Today we have hired a car to drive round the island. I have plotted a route; it is 105 miles, but as I will be navigating (without the benefit of wifi), the actual distance could be anything really.
We collect the car at 8 am. It was cheaper than anticipated but the insurance comes with a $1000 excess. We set off for our first destination – Halona Blowhole. Here, the crashing waves force a fountain of water through the blowhole. We have arrived at peak island circle tour time and it’s very busy. Upon returning to the car, we have to wait for 6 coaches to reverse perilously close to our $1000 excess before finally managing to continue.
Next stop is Makapu’u Point. Here, we take a 1.3 mile hike up a path to a lookout on the far south eastern point of the island. The path is smooth and the gradient 7.5%, making it a popular Sunday morning running route. We are passed by lots of runners running up and down the trail as we walk. We stick to walking, stopping at the various lookouts as it’s apparently common to see migrating whales pass by at this time of year. Daughter no 1 claims to spot one. I’m not convinced.

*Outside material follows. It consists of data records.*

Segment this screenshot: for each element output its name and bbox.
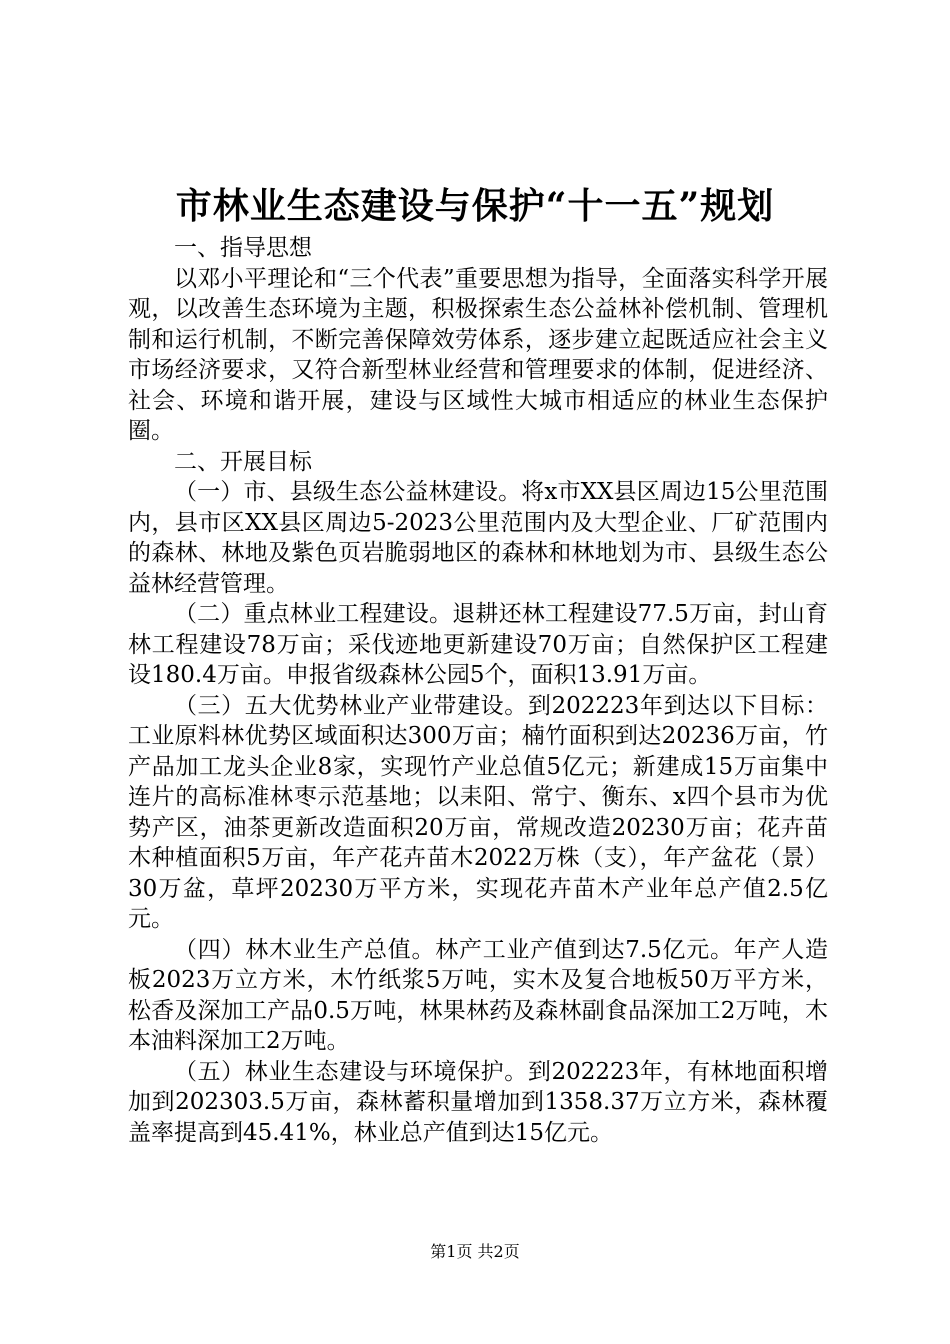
paragraph-guiding-ideology: 以邓小平理论和“三个代表”重要思想为指导，全面落实科学开展观，以改善生态环境为主题，积极探索生态公益林补偿机制、管理机制和运行机制，不断完善保障效劳体系，逐步建立起既适应社会主义市场经济要求，又符合新型林业经营和管理要求的体制，促进经济、社会、环境和谐开展，建设与区域性大城市相适应的林业生态保护圈。: [128, 265, 828, 444]
document-body: [128, 233, 828, 1148]
page-number-footer: 第1页 共2页: [430, 1242, 520, 1261]
document-title: 市林业生态建设与保护“十一五”规划: [175, 185, 775, 227]
paragraph-goal-5: （五）林业生态建设与环境保护。到202223年，有林地面积增加到202303.5万亩，森林蓄积量增加到1358.37万立方米，森林覆盖率提高到45.41%，林业总产值到达15亿元。: [128, 1058, 828, 1146]
paragraph-goal-4: （四）林木业生产总值。林产工业产值到达7.5亿元。年产人造板2023万立方米，木竹纸浆5万吨，实木及复合地板50万平方米，松香及深加工产品0.5万吨，林果林药及森林副食品深加工2万吨，木本油料深加工2万吨。: [128, 936, 828, 1054]
section-heading-guiding-ideology: 一、指导思想: [174, 235, 312, 261]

After admiring the view, we descend and continue our drive up the east coast. As soon as we turn the corner, the waves are immediately bigger. The storm has passed, but where the road is close to the shore, there has been damage and plenty of sand and rocks deposited. We pick or way through the debris, conscious of the $1000 excess on our insurance. Next stop is Kualoa Beach Park. We have the ocean on one side, with an island called Chinaman’s Hat, while inland is the film location for Jurassic Park.
We continue up the east coast and round the north shore to Sunset Beach and the Banzai Pipeline where my guide book tells me we can watch pro surfers in action. But there is only one surfer. He has been towed far out by a jet ski to ride the enormous waves. His cousin sits in a pickup truck telling everyone who passes that he does it to try and entice crazy tourists into the water to get beat up by the waves. But the tourists all remain firmly on the beach watching. So I guess there’s only one crazy person on Sunset Beach today…
It’s lunch time, so we join a long line at Ted’s Bakery to purchase a plate lunch. A Hawaiian plate lunch consists of some meat or fish together with 2 portions of rice and 1 portion of macaroni salad. I dread to think how many calories it contains. Daughter no 1 also gets a piece of the bakery’s specialty coconut cream chocolate pie, which she puts on the back seat to eat later.
After one more stop at Pupukea Beach, with its black volcanic sand, we head to our final north shore destination; Haleiwa Beach.
We park up and walk through the quaint little surfer town, crossing a bridge over a river where we spot turtles, then into the harbour where there really are crazy tourists boarding a shark tour boat.
Then it’s time to drive south through the pineapple plantations to our final destination; Dole Plantation. As we set off, a couple step out in front of the car. Daughter no 1 brakes so hard that the back seat unlatches and collapses on top of her pie. I’m not sure if she’s more worried about her $1000 excess or the loss of her pie. Luckily, the plastic container has taken the blow and her pie and $1000 are intact.
Dole Plantation is very busy and there are long waits for the attractions (the gardens, a train, and a maze) so we just take a stroll round the grounds, watching a cat stuffing its face with fish food. Then head for the main attraction – Dole Pineapple Whip. There is another long queue but it’s worth the wait as it tastes amazing. Once we are stuffed to the top with pineapple ice cream, we return to Honolulu.
Before returning our hire car, we stop at Walmart for supplies and souvenirs. There are some very big people in there. It’s like the Hawaii Plate Lunch Appreciation Society. The aisles are full of enormous people in electric chairs and we have to keep jumping out of the way. I opt to take refuge in the salad aisle (just kidding – there’s no salad aisle in Honolulu Walmart).
As we leave the supermarket, a storm breaks and we drive the last couple of miles in a torrential downpour. One final stop to fill up with petrol. Sme things in are Hawaii is so expensive – yesterday we paid $7 for a bag of crisps – so we are surprised to find our 100+ mile jaunt has cost us $3.62 (that’s £2.73 – or half a bag of crisps). We drop off our car after our 10 hour trip and round off the evening eating bagels and drinking Island Seltzers while watching the storm from our balcony.